Black Widow's stage act was highly controversial, as it was based on a black magic act (it is stated that the band received instruction from Alex Sanders) and featured shocking elements for the time, such as ritual nudity and mock weaponry. In separate interviews, Kip Trevor (vocalist) and Clive Jones (flute), both share their experiences as Black Widow. A contrast between both former members is seen, as Trevor rejects the occult as "teenage curiosity" and moves on to music as business, while Jones embraces it, even having grotesque statues in his lawn, naming a large black fish in his pond after Satan, and giving the interview while wearing pagan-inspired regalia.

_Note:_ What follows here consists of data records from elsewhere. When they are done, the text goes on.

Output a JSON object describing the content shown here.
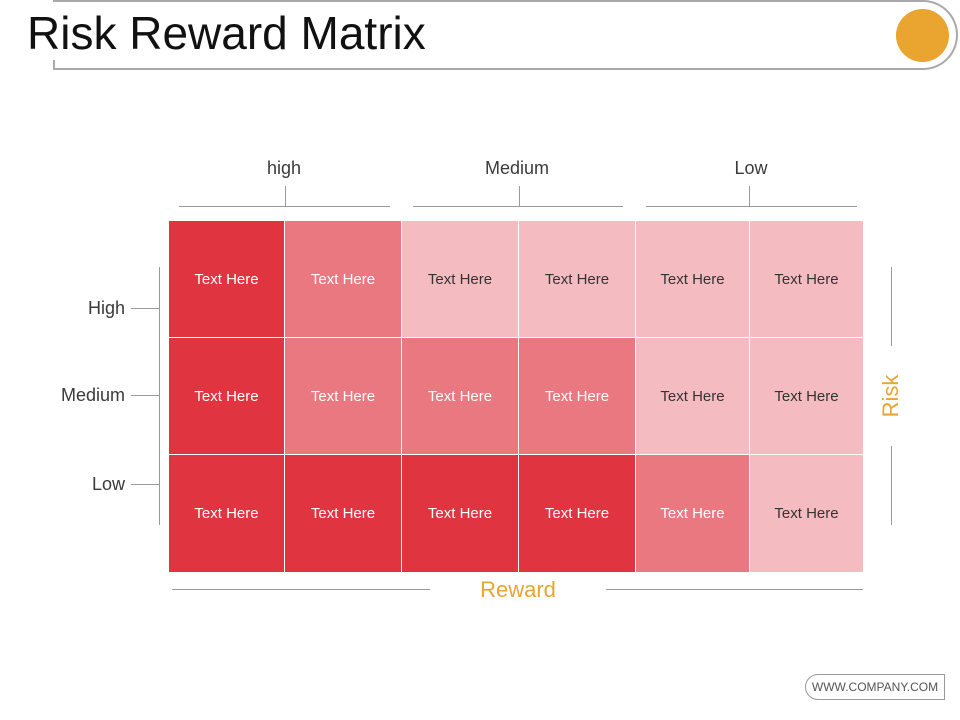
{
  "title": "Risk Reward Matrix",
  "colors": {
    "accent": "#e9a52f",
    "dark": "#e03440",
    "mid": "#ea7880",
    "light": "#f4bcc0"
  },
  "columns": [
    "high",
    "Medium",
    "Low"
  ],
  "rows": [
    "High",
    "Medium",
    "Low"
  ],
  "axis": {
    "vertical": "Risk",
    "horizontal": "Reward"
  },
  "cells": [
    [
      {
        "text": "Text Here",
        "level": "dark"
      },
      {
        "text": "Text Here",
        "level": "mid"
      },
      {
        "text": "Text Here",
        "level": "light"
      },
      {
        "text": "Text Here",
        "level": "light"
      },
      {
        "text": "Text Here",
        "level": "light"
      },
      {
        "text": "Text Here",
        "level": "light"
      }
    ],
    [
      {
        "text": "Text Here",
        "level": "dark"
      },
      {
        "text": "Text Here",
        "level": "mid"
      },
      {
        "text": "Text Here",
        "level": "mid"
      },
      {
        "text": "Text Here",
        "level": "mid"
      },
      {
        "text": "Text Here",
        "level": "light"
      },
      {
        "text": "Text Here",
        "level": "light"
      }
    ],
    [
      {
        "text": "Text Here",
        "level": "dark"
      },
      {
        "text": "Text Here",
        "level": "dark"
      },
      {
        "text": "Text Here",
        "level": "dark"
      },
      {
        "text": "Text Here",
        "level": "dark"
      },
      {
        "text": "Text Here",
        "level": "mid"
      },
      {
        "text": "Text Here",
        "level": "light"
      }
    ]
  ],
  "footer": "WWW.COMPANY.COM"
}
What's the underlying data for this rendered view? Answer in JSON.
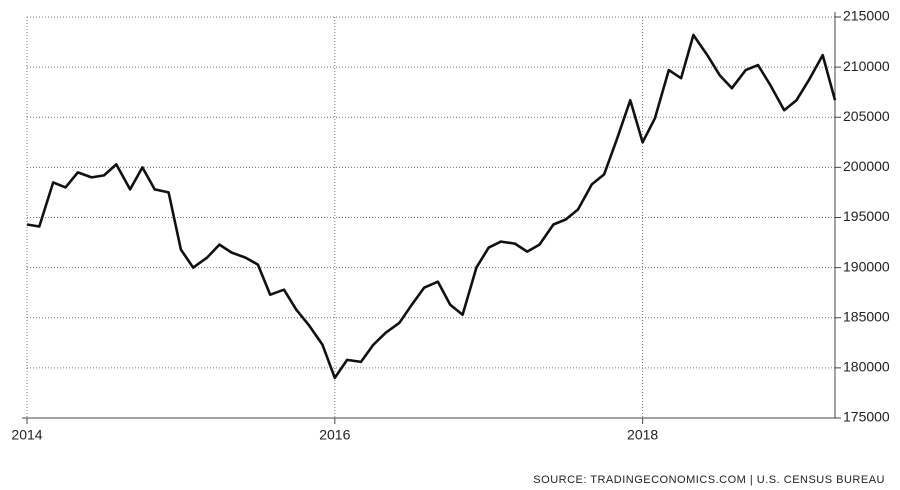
{
  "chart_data": {
    "type": "line",
    "source": "SOURCE: TRADINGECONOMICS.COM | U.S. CENSUS BUREAU",
    "x": [
      2014.0,
      2014.08,
      2014.17,
      2014.25,
      2014.33,
      2014.42,
      2014.5,
      2014.58,
      2014.67,
      2014.75,
      2014.83,
      2014.92,
      2015.0,
      2015.08,
      2015.17,
      2015.25,
      2015.33,
      2015.42,
      2015.5,
      2015.58,
      2015.67,
      2015.75,
      2015.83,
      2015.92,
      2016.0,
      2016.08,
      2016.17,
      2016.25,
      2016.33,
      2016.42,
      2016.5,
      2016.58,
      2016.67,
      2016.75,
      2016.83,
      2016.92,
      2017.0,
      2017.08,
      2017.17,
      2017.25,
      2017.33,
      2017.42,
      2017.5,
      2017.58,
      2017.67,
      2017.75,
      2017.83,
      2017.92,
      2018.0,
      2018.08,
      2018.17,
      2018.25,
      2018.33,
      2018.42,
      2018.5,
      2018.58,
      2018.67,
      2018.75,
      2018.83,
      2018.92,
      2019.0,
      2019.08,
      2019.17,
      2019.25
    ],
    "series": [
      {
        "color": "#111111",
        "values": [
          194300,
          194100,
          198500,
          198000,
          199500,
          199000,
          199200,
          200300,
          197800,
          200000,
          197800,
          197500,
          191800,
          190000,
          191000,
          192300,
          191500,
          191000,
          190300,
          187300,
          187800,
          185800,
          184300,
          182300,
          179000,
          180800,
          180600,
          182300,
          183500,
          184500,
          186300,
          188000,
          188600,
          186300,
          185300,
          190000,
          192000,
          192600,
          192400,
          191600,
          192300,
          194300,
          194800,
          195800,
          198300,
          199300,
          202700,
          206700,
          202500,
          204900,
          209700,
          208900,
          213200,
          211200,
          209200,
          207900,
          209700,
          210200,
          208200,
          205700,
          206700,
          208700,
          211200,
          206700
        ]
      }
    ],
    "xlim": [
      2014,
      2019.25
    ],
    "xticks": [
      2014,
      2016,
      2018
    ],
    "ylim": [
      175000,
      215000
    ],
    "yticks": [
      175000,
      180000,
      185000,
      190000,
      195000,
      200000,
      205000,
      210000,
      215000
    ],
    "grid": true
  }
}
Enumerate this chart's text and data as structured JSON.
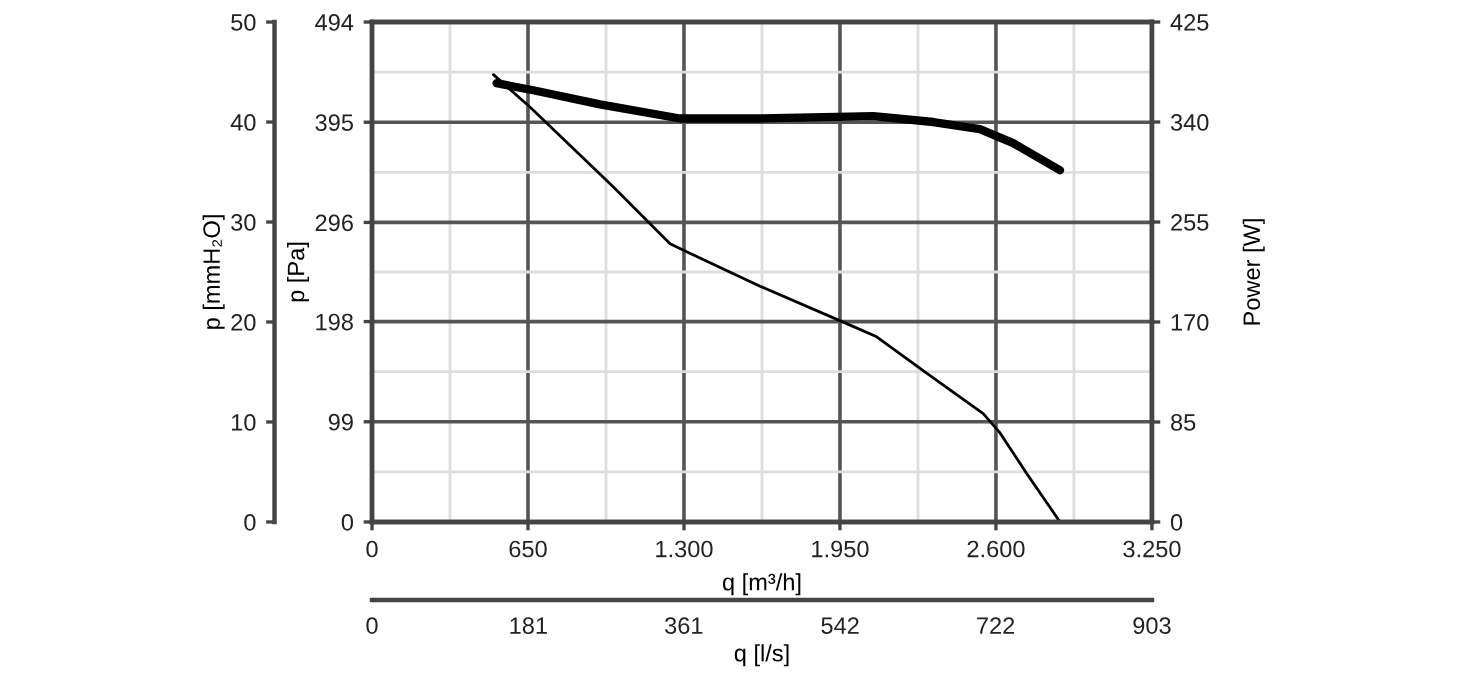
{
  "chart_data": {
    "type": "line",
    "xlabel": "q [m³/h]",
    "ylabel": "p [Pa]",
    "y2label": "Power [W]",
    "y3label": "p [mmH₂O]",
    "x2label": "q [l/s]",
    "xlim": [
      0,
      3250
    ],
    "xticks": [
      0,
      650,
      {
        "value": 1300,
        "label": "1.300"
      },
      {
        "value": 1950,
        "label": "1.950"
      },
      {
        "value": 2600,
        "label": "2.600"
      },
      {
        "value": 3250,
        "label": "3.250"
      }
    ],
    "x2lim": [
      0,
      903
    ],
    "x2ticks": [
      0,
      181,
      361,
      542,
      722,
      903
    ],
    "ylim": [
      0,
      494
    ],
    "yticks": [
      0,
      99,
      198,
      296,
      395,
      494
    ],
    "y2lim": [
      0,
      425
    ],
    "y2ticks": [
      0,
      85,
      170,
      255,
      340,
      425
    ],
    "y3lim": [
      0,
      50
    ],
    "y3ticks": [
      0,
      10,
      20,
      30,
      40,
      50
    ],
    "grid": true,
    "marker": "none",
    "line_style": "solid",
    "series": [
      {
        "color": "#000000",
        "axis": "y",
        "x": [
          506,
          658,
          1006,
          1242,
          1311,
          1617,
          1978,
          2103,
          2311,
          2547,
          2617,
          2728,
          2867
        ],
        "values": [
          442,
          410,
          331,
          275,
          267,
          233,
          196,
          183,
          147,
          107,
          88,
          48,
          0
        ]
      },
      {
        "color": "#000000",
        "axis": "y2",
        "x": [
          519,
          672,
          950,
          1283,
          1617,
          2089,
          2339,
          2533,
          2672,
          2867
        ],
        "values": [
          373,
          367,
          355,
          343,
          343,
          345,
          340,
          334,
          322,
          299
        ]
      }
    ]
  }
}
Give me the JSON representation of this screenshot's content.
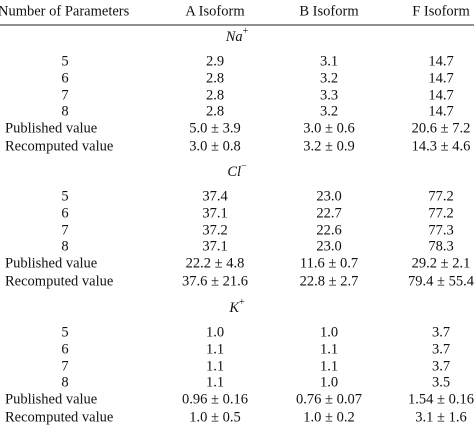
{
  "table": {
    "header": [
      "Number of Parameters",
      "A Isoform",
      "B Isoform",
      "F Isoform"
    ],
    "sections": [
      {
        "ion": {
          "symbol": "Na",
          "charge": "+"
        },
        "rows": [
          [
            "5",
            "2.9",
            "3.1",
            "14.7"
          ],
          [
            "6",
            "2.8",
            "3.2",
            "14.7"
          ],
          [
            "7",
            "2.8",
            "3.3",
            "14.7"
          ],
          [
            "8",
            "2.8",
            "3.2",
            "14.7"
          ],
          [
            "Published value",
            "5.0 ± 3.9",
            "3.0 ± 0.6",
            "20.6 ± 7.2"
          ],
          [
            "Recomputed value",
            "3.0 ± 0.8",
            "3.2 ± 0.9",
            "14.3 ± 4.6"
          ]
        ]
      },
      {
        "ion": {
          "symbol": "Cl",
          "charge": "−"
        },
        "rows": [
          [
            "5",
            "37.4",
            "23.0",
            "77.2"
          ],
          [
            "6",
            "37.1",
            "22.7",
            "77.2"
          ],
          [
            "7",
            "37.2",
            "22.6",
            "77.3"
          ],
          [
            "8",
            "37.1",
            "23.0",
            "78.3"
          ],
          [
            "Published value",
            "22.2 ± 4.8",
            "11.6 ± 0.7",
            "29.2 ± 2.1"
          ],
          [
            "Recomputed value",
            "37.6 ± 21.6",
            "22.8 ± 2.7",
            "79.4 ± 55.4"
          ]
        ]
      },
      {
        "ion": {
          "symbol": "K",
          "charge": "+"
        },
        "rows": [
          [
            "5",
            "1.0",
            "1.0",
            "3.7"
          ],
          [
            "6",
            "1.1",
            "1.1",
            "3.7"
          ],
          [
            "7",
            "1.1",
            "1.1",
            "3.7"
          ],
          [
            "8",
            "1.1",
            "1.0",
            "3.5"
          ],
          [
            "Published value",
            "0.96 ± 0.16",
            "0.76 ± 0.07",
            "1.54 ± 0.16"
          ],
          [
            "Recomputed value",
            "1.0 ± 0.5",
            "1.0 ± 0.2",
            "3.1 ± 1.6"
          ]
        ]
      }
    ]
  }
}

Moving on to the 1980s, Jeffrey "Mantas" Dunn, guitarist and founding member of Venom, considered to be the band who coined the term "black metal" in their 1982 album of the same name dispels the notion that his former band's lyrics dealt exclusively with Satanism:

If you look back in the day at the early Venom songs, it never was strictly about the devil... I mean, we had songs about sex, we had songs about drugs. We got songs about serial killers - all that kind of stuff. So basically it was all that sort of dark elements of life, if you like.

Also interviewed is influential thrash metal band Sabbat, who instead of talking straight about Satanism, prefer to explore pre-Christian pagan European religions. Precursors to black metal Bathory and Mercyful Fate are given passing mention.

Host Ackermann notes that music gets progressively more extreme, and then introduces a segment about the Early Norwegian black metal scene, which has given a unique image and reputation to black metal. The spiraling incidents and tensions, such as Mayhem vocalist Dead's suicide, the Church burnings and finally, the murder of Euronymous by Varg Vikernes are mentioned. However, musical experts from the metal scene all agree that the events were highly sensationalized by the media. Tsjuder's drummer Anti-Christian even calls Dead's suicide "a PR stunt".